In this March 3, 2017 file photo, razor wire is coiled along a fence at the closed Mount McGregor Correctional Facility in Wilton, N.Y. Empire State Development said said Tuesday, Oct. 24, 2017 it has halted efforts to sell the former prison site for redevelopment after the three proposals that were received since the state put the site out for bid in January 2017 were rejected as unfeasible.
In this March 3, 2017 file photo, razor wire is coiled along a fence at the closed Mount McGregor Correctional Facility in Wilton, N.Y. Empire State Development said said Tuesday, Oct. 24, 2017 it has halted efforts to sell the former prison site for redevelopment after the three proposals that were received since the state put the site out for bid in January 2017 were rejected as unfeasible.
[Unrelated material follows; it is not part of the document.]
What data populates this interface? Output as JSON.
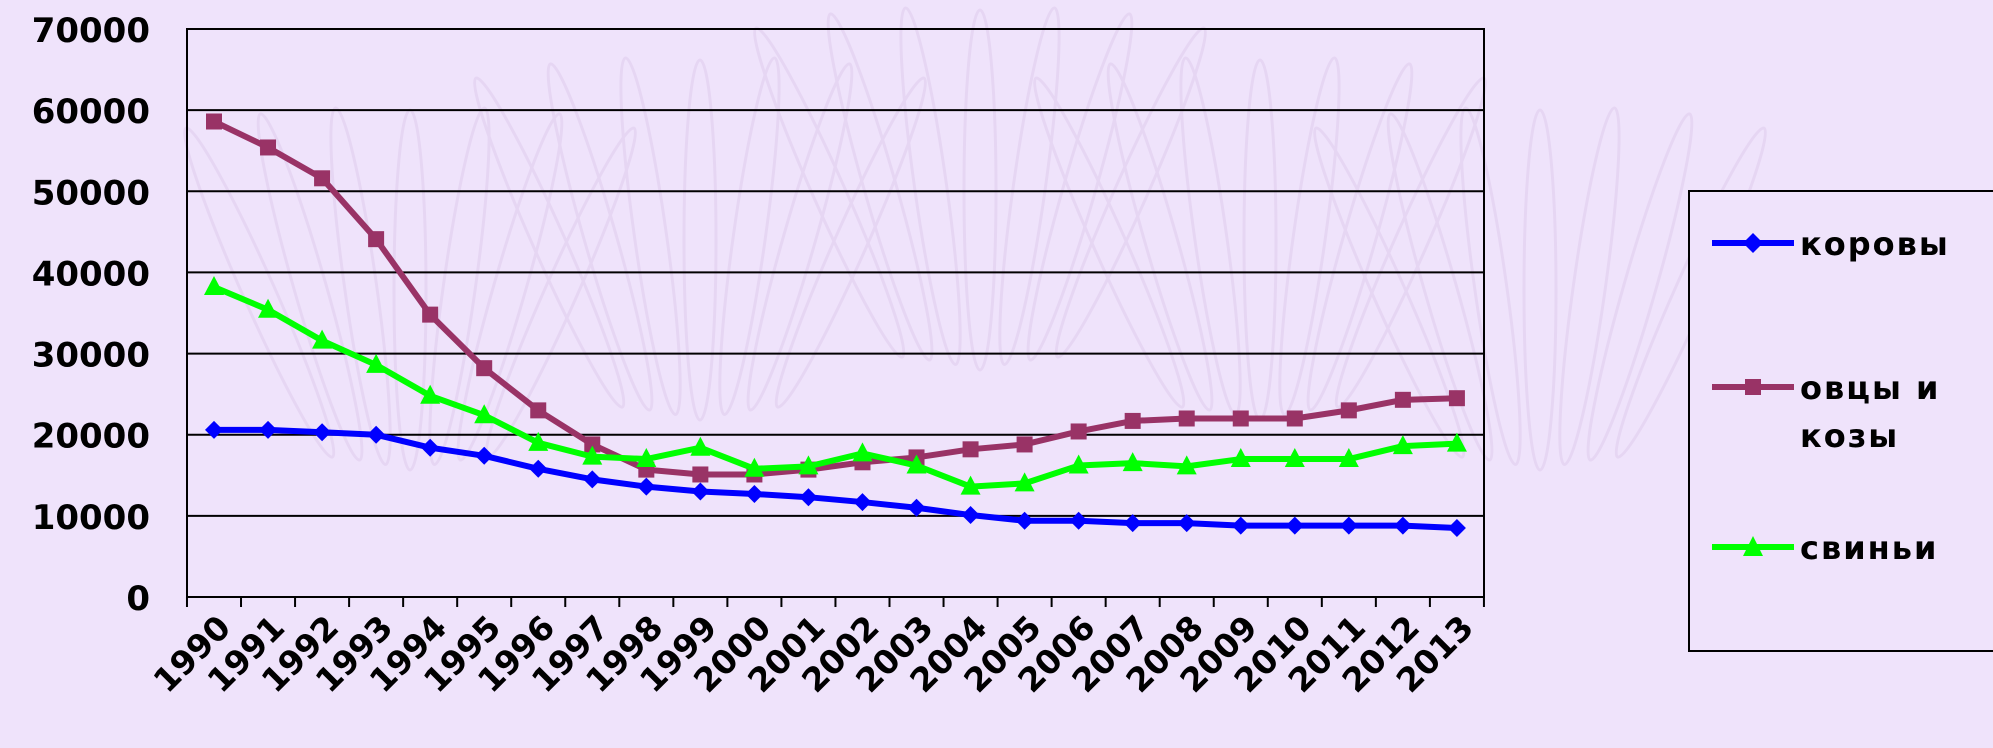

WILTON, N.Y. -- The "for sale" sign has been removed from a closed mountaintop prison that's among several correctional facilities New York state has been trying to unload.

Empire State Development said it has halted its latest effort to sell the former Mount McGregor prison site, but will continue to market the property for redevelopment. The public agency had been seeking a buyer for the complex in the Saratoga County town of Wilton, north of Albany.

Three proposals were received since the state put the site out for bid in January, but all were rejected as unfeasible, agency officials said Tuesday.

"We are currently evaluating the next steps for the reuse of the Mount McGregor Correctional Facility, which could include having direct discussions with potential developers," Democratic Gov. Andrew Cuomo's economic development office said.

The medium-security prison closed in 2014 after nearly 40 years in operation. Before it was a prison, the site was home to a center for developmentally disabled people, a rest-and-recreation camp for servicemen returning from World War II and a tuberculosis sanitarium. It was previously offered for sale in 2015.

The prison site features more than 60 buildings spread across a mountaintop offering spectacular views of the Adirondacks and Vermont's Green Mountains. A hotel occupied the site before it burned down in the late 1890s. The state-run cottage where former President Ulysses S. Grant died in 1885 soon after finishing his memoirs is located next door to the prison property, but wasn't included in the sale.